Whether this approach outperforms the latest large vision models on illusion recognition remains an open question. Some recent AI systems have shown improved performance on optical illusions without quantum-inspired methods.

Still, the core finding stands. A small network using unconventional physics can do something larger conventional networks struggle with: see the world ambiguously, the way we do.

It still can't make up its mind about the Necker cube. Neither can we.


Sources

Fact Check: Claim-by-Claim Verification Verified

1 Supported
Quantum-tunneling DNN oscillates between Necker cube interpretations like humans
Primary paper in APL Machine Learning (2024) shows QT-DNN simulations producing time-dependent switching with superposition-like intermediate states between |0⟩ and |1⟩ perceptions of Necker cube, unlike ReLU-based networks that stick to one state.
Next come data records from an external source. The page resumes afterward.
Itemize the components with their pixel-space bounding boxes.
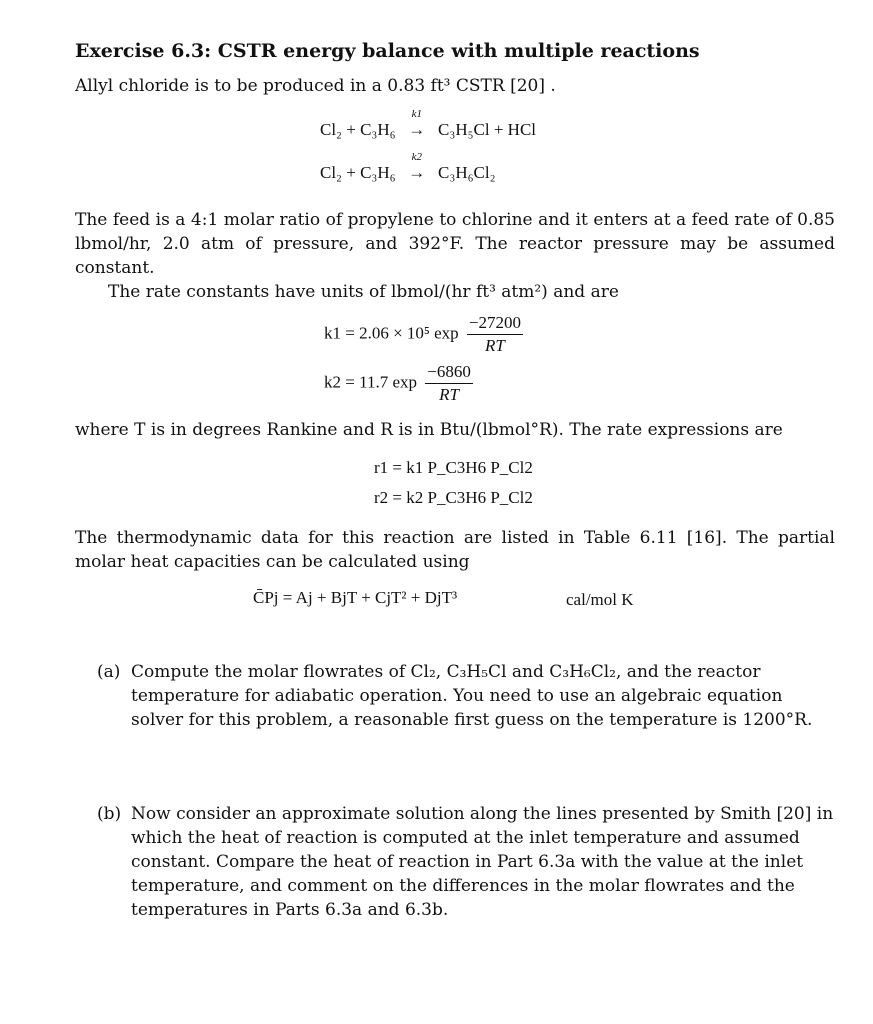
part-a-text: Compute the molar flowrates of Cl₂, C₃H₅Cl and C₃H₆Cl₂, and the reactor temperature for adiabatic operation. You need to use an algebraic equation solver for this problem, a reasonable first guess on the temperature is 1200°R. xyxy=(131,662,813,730)
part-b-label: (b) xyxy=(97,804,122,824)
cp-equation: C̄Pj = Aj + BjT + CjT² + DjT³ xyxy=(253,588,458,607)
exercise-title: Exercise 6.3: CSTR energy balance with multiple reactions xyxy=(75,40,700,62)
reaction-2-k: k2 xyxy=(411,151,422,163)
reaction-1-k: k1 xyxy=(411,108,422,120)
k1-equation xyxy=(324,313,523,356)
k2-equation xyxy=(324,362,473,405)
part-b-text: Now consider an approximate solution along the lines presented by Smith [20] in which the heat of reaction is computed at the inlet temperature and assumed constant. Compare the heat of reaction in Part 6.3a with the value at the inlet temperature, and comment on the differences in the molar flowrates and the temperatures in Parts 6.3a and 6.3b. xyxy=(131,804,834,920)
reaction-2 xyxy=(320,151,496,183)
reaction-1-rhs: C₃H₅Cl + HCl xyxy=(438,120,537,139)
part-b xyxy=(97,802,837,922)
k1-fraction xyxy=(467,313,523,356)
where-text: where T is in degrees Rankine and R is in Btu/(lbmol°R). The rate expressions are xyxy=(75,420,783,440)
thermo-paragraph: The thermodynamic data for this reaction are listed in Table 6.11 [16]. The partial molar heat capacities can be calculated using xyxy=(75,528,835,572)
k1-lhs: k1 = 2.06 × 10⁵ exp xyxy=(324,323,459,343)
k2-lhs: k2 = 11.7 exp xyxy=(324,372,418,392)
rate-units-text: The rate constants have units of lbmol/(hr ft³ atm²) and are xyxy=(108,282,619,302)
intro-text: Allyl chloride is to be produced in a 0.83 ft³ CSTR [20] . xyxy=(75,76,556,96)
reaction-1-arrow: k1 → xyxy=(404,120,430,140)
reaction-2-arrow: k2 → xyxy=(404,163,430,183)
k1-numerator: −27200 xyxy=(467,313,523,335)
feed-paragraph: The feed is a 4:1 molar ratio of propylene to chlorine and it enters at a feed rate of 0.85 lbmol/hr, 2.0 atm of pressure, and 392°F. The reactor pressure may be assumed constant. xyxy=(75,210,835,278)
k2-numerator: −6860 xyxy=(425,362,473,384)
rate-expression-1: r1 = k1 P_C3H6 P_Cl2 xyxy=(374,458,533,477)
k2-denominator: RT xyxy=(439,385,459,404)
part-a xyxy=(97,660,837,732)
rate-expression-2: r2 = k2 P_C3H6 P_Cl2 xyxy=(374,488,533,507)
reaction-1-lhs: Cl₂ + C₃H₆ xyxy=(320,120,396,139)
reaction-2-lhs: Cl₂ + C₃H₆ xyxy=(320,163,396,182)
cp-units: cal/mol K xyxy=(566,590,634,609)
reaction-2-rhs: C₃H₆Cl₂ xyxy=(438,163,496,182)
part-a-label: (a) xyxy=(97,662,121,682)
reaction-1 xyxy=(320,108,537,140)
k1-denominator: RT xyxy=(485,336,505,355)
k2-fraction xyxy=(425,362,473,405)
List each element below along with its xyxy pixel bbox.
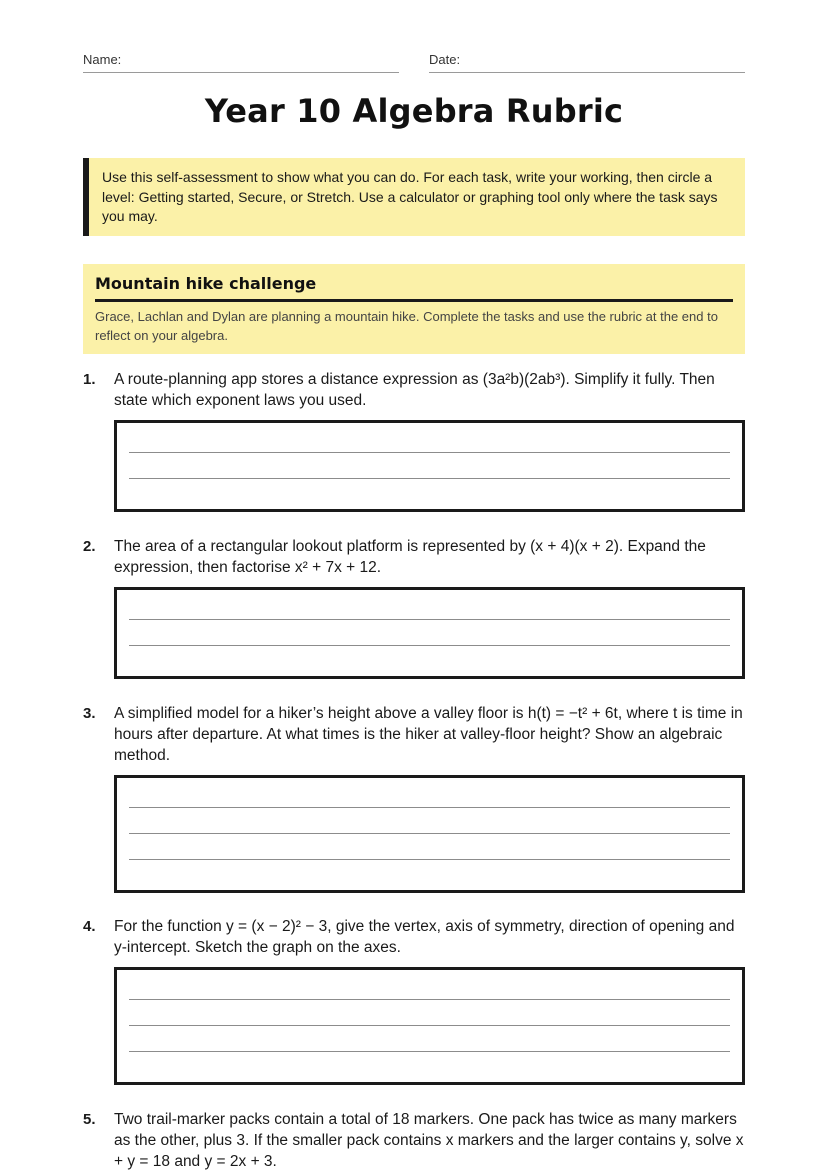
question-text: A simplified model for a hiker’s height above a valley floor is h(t) = −t² + 6t, where t is time in hours after departure. At what times is the hiker at valley-floor height? Show an algebraic method. xyxy=(114,705,743,764)
answer-box[interactable] xyxy=(114,587,745,679)
answer-box[interactable] xyxy=(114,420,745,512)
name-field[interactable] xyxy=(83,52,399,73)
section-header xyxy=(83,264,745,354)
question-number: 3. xyxy=(83,705,96,722)
name-label: Name: xyxy=(83,52,122,67)
answer-box[interactable] xyxy=(114,967,745,1085)
answer-line xyxy=(129,1051,730,1052)
answer-line xyxy=(129,619,730,620)
answer-line xyxy=(129,645,730,646)
answer-line xyxy=(129,452,730,453)
student-details-row xyxy=(83,52,745,74)
question-number: 4. xyxy=(83,918,96,935)
question-text: For the function y = (x − 2)² − 3, give the vertex, axis of symmetry, direction of opening and y-intercept. Sketch the graph on the axes. xyxy=(114,918,735,956)
instructions-callout: Use this self-assessment to show what you can do. For each task, write your working, then circle a level: Getting started, Secure, or Stretch. Use a calculator or graphing tool only where the task says you may. xyxy=(83,158,745,236)
date-label: Date: xyxy=(429,52,461,67)
question-text: A route-planning app stores a distance expression as (3a²b)(2ab³). Simplify it fully. Then state which exponent laws you used. xyxy=(114,371,715,409)
page-title: Year 10 Algebra Rubric xyxy=(204,92,624,130)
question-number: 1. xyxy=(83,371,96,388)
question-text: The area of a rectangular lookout platform is represented by (x + 4)(x + 2). Expand the expression, then factorise x² + 7x + 12. xyxy=(114,538,706,576)
answer-line xyxy=(129,999,730,1000)
answer-line xyxy=(129,478,730,479)
question-text: Two trail-marker packs contain a total of 18 markers. One pack has twice as many markers as the other, plus 3. If the smaller pack contains x markers and the larger contains y, solve x + y = 18 and y = 2x + 3. xyxy=(114,1111,744,1170)
answer-line xyxy=(129,1025,730,1026)
question-number: 5. xyxy=(83,1111,96,1128)
answer-box[interactable] xyxy=(114,775,745,893)
answer-line xyxy=(129,833,730,834)
answer-line xyxy=(129,807,730,808)
answer-line xyxy=(129,859,730,860)
question-number: 2. xyxy=(83,538,96,555)
section-description: Grace, Lachlan and Dylan are planning a mountain hike. Complete the tasks and use the rubric at the end to reflect on your algebra. xyxy=(95,309,718,343)
date-field[interactable] xyxy=(429,52,745,73)
section-title: Mountain hike challenge xyxy=(95,274,733,302)
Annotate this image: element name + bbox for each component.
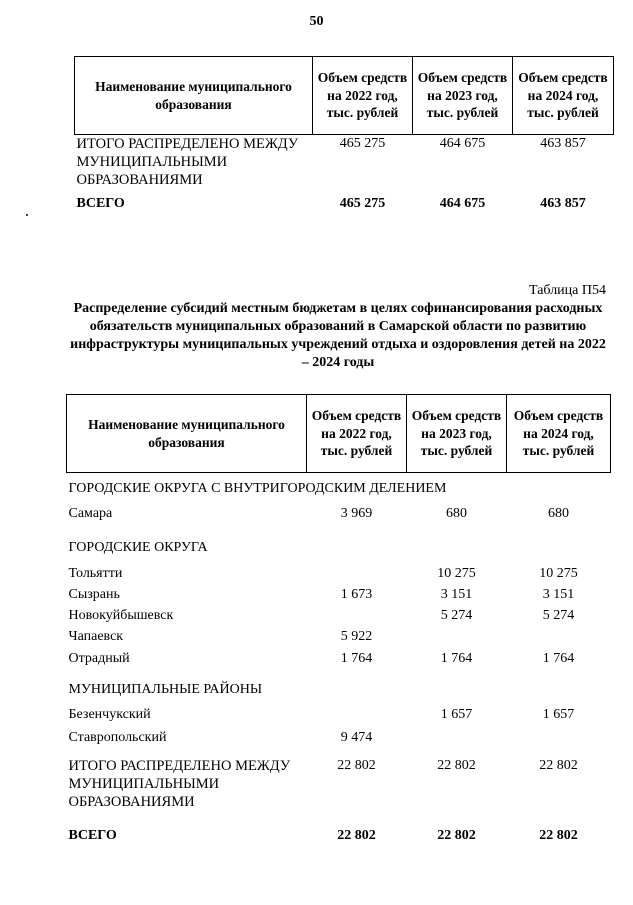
total-distributed-row	[75, 135, 614, 195]
value-2023: 22 802	[437, 827, 476, 843]
total-distributed-row	[67, 757, 611, 827]
value-2024	[507, 628, 611, 650]
scan-speck	[26, 214, 28, 216]
row-name: Самара	[68, 505, 113, 521]
header-2023: Объем средств на 2023 год, тыс. рублей	[413, 57, 513, 135]
value-2024: 463 857	[540, 136, 586, 151]
row-label: ИТОГО РАСПРЕДЕЛЕНО МЕЖДУ МУНИЦИПАЛЬНЫМИ ОБРАЗОВАНИЯМИ	[76, 136, 299, 188]
value-2024: 22 802	[539, 757, 578, 773]
table-row	[67, 628, 611, 650]
value-2024: 22 802	[539, 827, 578, 843]
row-name: Новокуйбышевск	[68, 607, 174, 623]
header-2024: Объем средств на 2024 год, тыс. рублей	[507, 395, 611, 473]
page-number: 50	[309, 14, 324, 29]
group-row	[67, 531, 611, 565]
group-heading: ГОРОДСКИЕ ОКРУГА С ВНУТРИГОРОДСКИМ ДЕЛЕНИЕМ	[68, 480, 447, 496]
value-2023: 464 675	[439, 136, 486, 151]
table-label: Таблица П54	[529, 283, 606, 298]
value-2022: 1 764	[340, 650, 373, 666]
value-2022	[307, 565, 407, 586]
header-2022: Объем средств на 2022 год, тыс. рублей	[313, 57, 413, 135]
table-row	[67, 565, 611, 586]
row-label: ВСЕГО	[68, 827, 117, 843]
value-2022: 22 802	[337, 757, 376, 773]
value-2024: 10 275	[539, 565, 578, 581]
row-label: ИТОГО РАСПРЕДЕЛЕНО МЕЖДУ МУНИЦИПАЛЬНЫМИ ОБРАЗОВАНИЯМИ	[68, 757, 291, 810]
value-2024: 3 151	[542, 586, 575, 602]
table-header-row	[75, 57, 614, 135]
value-2024: 680	[548, 505, 569, 521]
value-2023: 1 764	[440, 650, 473, 666]
header-2024: Объем средств на 2024 год, тыс. рублей	[513, 57, 614, 135]
value-2023	[407, 729, 507, 757]
row-name: Чапаевск	[68, 628, 124, 644]
value-2023: 22 802	[437, 757, 476, 773]
value-2023: 10 275	[437, 565, 476, 581]
value-2023: 1 657	[440, 706, 473, 722]
value-2022	[307, 607, 407, 628]
value-2023: 3 151	[440, 586, 473, 602]
value-2024: 1 764	[542, 650, 575, 666]
header-name: Наименование муниципального образования	[67, 395, 307, 473]
table-header-row	[67, 395, 611, 473]
value-2022: 465 275	[339, 136, 386, 151]
value-2022	[307, 706, 407, 729]
grand-total-row	[67, 827, 611, 849]
row-name: Отрадный	[68, 650, 130, 666]
group-row	[67, 473, 611, 505]
group-heading: ГОРОДСКИЕ ОКРУГА	[68, 539, 208, 555]
value-2022: 3 969	[340, 505, 373, 521]
value-2024: 463 857	[540, 195, 586, 211]
value-2024: 1 657	[542, 706, 575, 722]
value-2024	[507, 729, 611, 757]
value-2023: 5 274	[440, 607, 473, 623]
value-2022: 22 802	[337, 827, 376, 843]
group-heading: МУНИЦИПАЛЬНЫЕ РАЙОНЫ	[68, 681, 263, 697]
table-row	[67, 729, 611, 757]
value-2022: 9 474	[340, 729, 373, 745]
header-2023: Объем средств на 2023 год, тыс. рублей	[407, 395, 507, 473]
value-2022: 1 673	[340, 586, 373, 602]
value-2023: 680	[446, 505, 467, 521]
row-name: Тольятти	[68, 565, 123, 581]
table-p53-continuation	[74, 56, 614, 217]
value-2023: 464 675	[439, 195, 486, 211]
value-2024: 5 274	[542, 607, 575, 623]
table-p54	[66, 394, 611, 849]
table-row	[67, 706, 611, 729]
grand-total-row	[75, 195, 614, 217]
row-name: Безенчукский	[68, 706, 151, 722]
header-name: Наименование муниципального образования	[75, 57, 313, 135]
table-row	[67, 650, 611, 674]
value-2023	[407, 628, 507, 650]
header-2022: Объем средств на 2022 год, тыс. рублей	[307, 395, 407, 473]
row-name: Ставропольский	[68, 729, 167, 745]
row-label: ВСЕГО	[76, 195, 125, 211]
table-title: Распределение субсидий местным бюджетам в целях софинансирования расходных обязательств муниципальных образований в Самарской области по развитию инфраструктуры муниципальных учреждений отдыха и оздоровления детей на 2022 – 2024 годы	[70, 301, 606, 370]
table-row	[67, 505, 611, 531]
row-name: Сызрань	[68, 586, 120, 602]
value-2022: 5 922	[340, 628, 373, 644]
group-row	[67, 674, 611, 706]
value-2022: 465 275	[339, 195, 386, 211]
table-row	[67, 607, 611, 628]
table-row	[67, 586, 611, 607]
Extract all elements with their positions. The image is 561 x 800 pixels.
APL Machine Learning paper demonstrates this via 40 runs with chaotic weight initialization and quantum random numbers. Similar results for Rubin's vase.
2 Supported
Conventional neural networks pick one interpretation and stick to it
APL paper compares QT-DNN to ReLU-DNN, showing ReLU outputs predominantly pure |0⟩ or |1⟩ states with few superpositions, resembling binary switching; sigmoid similar to QT but QT superior per DTW analysis. APL Machine Learning paper. Author explains in The Conversation that traditional nets oscillate less ambiguously.
3 Mostly supported
Follow-up shows 50x faster training than classical networks
Article cites January 2025 paper by Maksimovic & Maksymov in Big Data and Cognitive Computing on quantum-cognitive networks; MDPI paper abstract confirms quantum-inspired methods assess uncertainty but full text access limited here [Editor's note: paper shows evidence that the QT-NN can be trained up to 50 times faster than the classical model.] - press mentions align with claim.

Limits and uncertainties

Core claims on QT-DNN mimicking human bistable perception via oscillation and superposition states are clearly supported by the 2024 APL Machine Learning paper, including comparisons to standard activations. No independent replications yet, as noted in article. Follow-up training speed advantage is from a peer-reviewed source but minor reliance on article's summary. Quantum framing is purely mathematical inspiration, not literal brain quantum effects. Readers should note potential hype around consciousness links, which remain speculative.

Bottom line

Article accurately reports peer-reviewed findings on quantum-inspired AI for human-like illusion perception. Claims hold up well, with code public on GitHub for verification. Promising for cognitive modeling, though real-world apps untested.